Looking at the result of that retrieval we see that it retrieved the chunk 1-1:
28.421 DECLARATIVE RETRIEVED-CHUNK 1-1
28.421 DECLARATIVE SET-BUFFER-CHUNK RETRIEVAL 1-1
which looks like this:
goal and imaginal buffer occur before the declarative
1-1
RESULT ZERO
ARG1 ONE
ARG2 ONE
OPERATOR SUBTRACT
That seems unusual given that we have sources of one, two, and add and there’s another chunk which looks like this that seems like it should be getting more spreading activation:
1+2
RESULT THREE
ARG1 ONE
ARG2 TWO
OPERATOR ADD
We will look at the activation trace for those two items to see what causes the difference, and here are the relevant traces:
Computing activation for chunk 1-1
Computing base-level
Starting with blc: 0.0
Computing base-level from 1 references (0.000)

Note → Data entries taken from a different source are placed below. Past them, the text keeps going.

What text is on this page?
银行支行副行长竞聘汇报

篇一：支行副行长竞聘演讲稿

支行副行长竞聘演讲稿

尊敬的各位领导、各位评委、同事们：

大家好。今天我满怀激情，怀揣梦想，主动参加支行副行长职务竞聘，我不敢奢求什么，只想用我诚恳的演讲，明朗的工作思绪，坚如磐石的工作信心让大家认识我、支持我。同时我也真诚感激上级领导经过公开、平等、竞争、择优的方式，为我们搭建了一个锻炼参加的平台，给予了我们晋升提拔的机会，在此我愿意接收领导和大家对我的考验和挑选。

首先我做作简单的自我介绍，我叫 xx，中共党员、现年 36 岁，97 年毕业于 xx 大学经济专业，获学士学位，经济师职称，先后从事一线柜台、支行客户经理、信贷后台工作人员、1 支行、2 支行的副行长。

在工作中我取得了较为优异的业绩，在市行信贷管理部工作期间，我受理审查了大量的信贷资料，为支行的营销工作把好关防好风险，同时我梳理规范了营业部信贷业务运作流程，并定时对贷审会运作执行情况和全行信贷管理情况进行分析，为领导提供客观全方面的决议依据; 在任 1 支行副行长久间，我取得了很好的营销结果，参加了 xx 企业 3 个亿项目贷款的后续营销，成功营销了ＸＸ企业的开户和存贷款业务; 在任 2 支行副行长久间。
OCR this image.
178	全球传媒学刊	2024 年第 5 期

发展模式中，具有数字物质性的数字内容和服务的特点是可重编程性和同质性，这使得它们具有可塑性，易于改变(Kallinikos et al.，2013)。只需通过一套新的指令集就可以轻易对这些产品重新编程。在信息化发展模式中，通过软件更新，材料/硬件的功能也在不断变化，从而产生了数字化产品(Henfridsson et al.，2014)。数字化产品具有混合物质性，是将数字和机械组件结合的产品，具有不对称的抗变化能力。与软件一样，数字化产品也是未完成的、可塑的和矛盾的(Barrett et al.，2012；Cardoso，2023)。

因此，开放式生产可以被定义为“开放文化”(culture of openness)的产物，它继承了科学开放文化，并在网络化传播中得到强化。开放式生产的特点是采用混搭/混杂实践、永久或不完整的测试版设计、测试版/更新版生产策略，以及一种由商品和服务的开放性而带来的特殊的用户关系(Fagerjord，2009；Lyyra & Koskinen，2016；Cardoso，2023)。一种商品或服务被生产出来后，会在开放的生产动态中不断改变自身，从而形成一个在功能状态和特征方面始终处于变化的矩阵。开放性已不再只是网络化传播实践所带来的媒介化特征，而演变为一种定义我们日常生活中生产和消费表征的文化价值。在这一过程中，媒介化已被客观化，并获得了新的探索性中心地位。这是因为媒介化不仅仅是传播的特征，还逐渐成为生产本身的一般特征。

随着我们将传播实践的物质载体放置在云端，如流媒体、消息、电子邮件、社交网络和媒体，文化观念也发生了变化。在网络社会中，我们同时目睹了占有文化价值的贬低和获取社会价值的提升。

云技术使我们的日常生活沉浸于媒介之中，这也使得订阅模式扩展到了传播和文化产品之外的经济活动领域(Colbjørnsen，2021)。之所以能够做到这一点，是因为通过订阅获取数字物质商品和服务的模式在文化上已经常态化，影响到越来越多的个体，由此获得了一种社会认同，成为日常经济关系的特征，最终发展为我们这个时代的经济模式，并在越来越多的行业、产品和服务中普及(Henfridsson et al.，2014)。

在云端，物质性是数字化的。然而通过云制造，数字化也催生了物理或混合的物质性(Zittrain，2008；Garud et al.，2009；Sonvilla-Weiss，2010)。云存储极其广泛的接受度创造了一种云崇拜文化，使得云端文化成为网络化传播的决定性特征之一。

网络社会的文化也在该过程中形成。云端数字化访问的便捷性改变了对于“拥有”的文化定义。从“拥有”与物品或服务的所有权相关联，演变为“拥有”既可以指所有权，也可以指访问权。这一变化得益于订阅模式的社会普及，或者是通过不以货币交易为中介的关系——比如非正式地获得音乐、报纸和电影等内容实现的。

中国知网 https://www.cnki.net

creation time: 0.000 decay: 0.5 Optimized-learning: T
base-level value: -0.95763344
Total base-level: -0.95763344
Computing activation spreading from buffers
Spreading 1.0 from buffer IMAGINAL chunk CHUNK1-0
sources of activation are: (ADD ONE TWO)
Spreading activation 0.0 from source ADD level 0.33333334 times Sji 0.0
Spreading activation 0.13018736 from source ONE level 0.33333334 times Sji 0.39056206
Spreading activation 0.0 from source TWO level 0.33333334 times Sji 0.0
Total spreading activation: 0.13018736
Computing partial matching component
comparing slot ARG1
Requested: – NIL Chunk’s slot value: ONE
similarity: -1.0
negation test with similarity not ms has no effect
effective similarity value is 0.0
comparing slot ARG2
Requested: – NIL Chunk’s slot value: ONE
similarity: -1.0
negation test with similarity not ms has no effect
effective similarity value is 0.0
comparing slot RESULT
Requested: – NIL Chunk’s slot value: ZERO
similarity: -1.0
negation test with similarity not ms has no effect
effective similarity value is 0.0
Total similarity score 0.0
Adding transient noise 0.36828277
Adding permanent noise 0.0
Chunk 1-1 has an activation of: -0.45916334
…
Computing activation for chunk 1+2
Computing base-level
Starting with blc: 0.0
Computing base-level from 1 references (0.000)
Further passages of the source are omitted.